On September 26, TPWD replied to a letter written by State Rep. Bob Turner (D-Voss) expressing his concerns recording the Natural Heritage Program and a cooperative agreement between TPWD and the U.S. Fish and Wildlife Service (FWS). The cooperative agreement is a facilitating(y document that enables TPWD to annually access $300,000-$500,000 in federal (Section 6) funds. Rep. Turner apparently does not like the endangered species programs (i.e., research. etc.) on which TPWD is spending Section 6 funds. This federal aid program is used to fund endangered resources programs.
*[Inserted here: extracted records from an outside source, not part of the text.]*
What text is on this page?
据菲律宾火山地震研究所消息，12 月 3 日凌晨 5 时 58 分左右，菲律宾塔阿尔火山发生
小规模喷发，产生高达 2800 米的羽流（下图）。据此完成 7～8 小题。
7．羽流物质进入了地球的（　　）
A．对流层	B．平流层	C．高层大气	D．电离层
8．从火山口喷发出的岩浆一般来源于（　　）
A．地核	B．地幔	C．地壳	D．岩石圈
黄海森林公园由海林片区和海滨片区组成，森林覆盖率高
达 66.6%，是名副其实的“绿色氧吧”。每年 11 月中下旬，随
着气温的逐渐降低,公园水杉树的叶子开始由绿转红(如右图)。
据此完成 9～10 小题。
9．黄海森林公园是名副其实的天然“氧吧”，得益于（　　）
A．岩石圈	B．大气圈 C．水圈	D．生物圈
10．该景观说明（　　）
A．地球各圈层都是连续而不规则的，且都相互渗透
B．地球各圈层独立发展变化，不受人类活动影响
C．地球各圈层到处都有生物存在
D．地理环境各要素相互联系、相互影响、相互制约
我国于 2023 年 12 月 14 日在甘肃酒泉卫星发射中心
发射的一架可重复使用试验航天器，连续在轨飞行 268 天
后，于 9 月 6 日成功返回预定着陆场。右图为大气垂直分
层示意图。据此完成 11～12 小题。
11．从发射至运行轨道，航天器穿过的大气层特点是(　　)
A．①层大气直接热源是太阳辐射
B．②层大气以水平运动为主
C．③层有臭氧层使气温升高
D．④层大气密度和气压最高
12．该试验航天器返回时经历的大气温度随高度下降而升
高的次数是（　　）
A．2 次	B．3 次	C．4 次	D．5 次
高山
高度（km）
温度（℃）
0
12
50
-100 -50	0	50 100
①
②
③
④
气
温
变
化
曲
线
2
TPWD's answer to Rep. Turner's inquiry into whether the Heritage Program was still alive was, "the Heritage Program has been dissolved so it will no longer be a factor." As a result of Rep. Turner's letter and recently passed state legislation that restricts TPWD activities on private land, TPWD notified FWS of their wish to "revisit" (in order to revise) the cooperative agreement within 90 days. The two bills, HB 2133 [sponsored by State Representative Susan Combs(R-Austin)], and HB2012 (sponsored by Rep. Turner), prohibit the collection of information on private property without the landowner's permission and exempts from the Open Records Act technical guidance to given private property owners by TPWD, even though public tax dollars are utilized for this service. TPWD scheduled an October 17th meeting with interested individuals to discuss these and other endangered resources management issues. State officials or their aides attending the meeting who are actively working to gut endangered species programs were: Rep. Turner, Rep. Combs, Senator Teel Bivins (R-Armarillo), Senator Bill Sims (D-Paint Rock), and Senator Buster Brown (R-Houston). Other state officials represented at the meeting were Speaker Pete Laney, Lt. Governor Bob Bullock, and Rep. Clyde Alexander (D-Athens).
The meeting brought to light many questions and agendas regarding endangered resources management in Texas. It was clear that Reps. Turner and Combs were opposed to TPWD renewal of the cooperative agreement. They said that $500,000 in federal funds are not worth the trouble it causes.
Parks and Wildlife Commission Chairman Lee Bass said that he thought TPWD's Section 6 funded endangered species related projects should provide guidance for private landowners regarding endangered species management in a way that is compatible with other economic uses of their land-agricultural and wildlife practices that pay the bills.
When Chairman Bass asked meeting attendees whether TPWD should use federal Section 6 funds to help landowners deal with endangered species problems (i.e., endangered blackcapped vireo management) that the landowner already has, Desmond Smith, representing the Davis Mountains Trans-Pecos Heritage Association said, "As long as the federal government is involved, you could give me $100,000 and I wouldn't take that."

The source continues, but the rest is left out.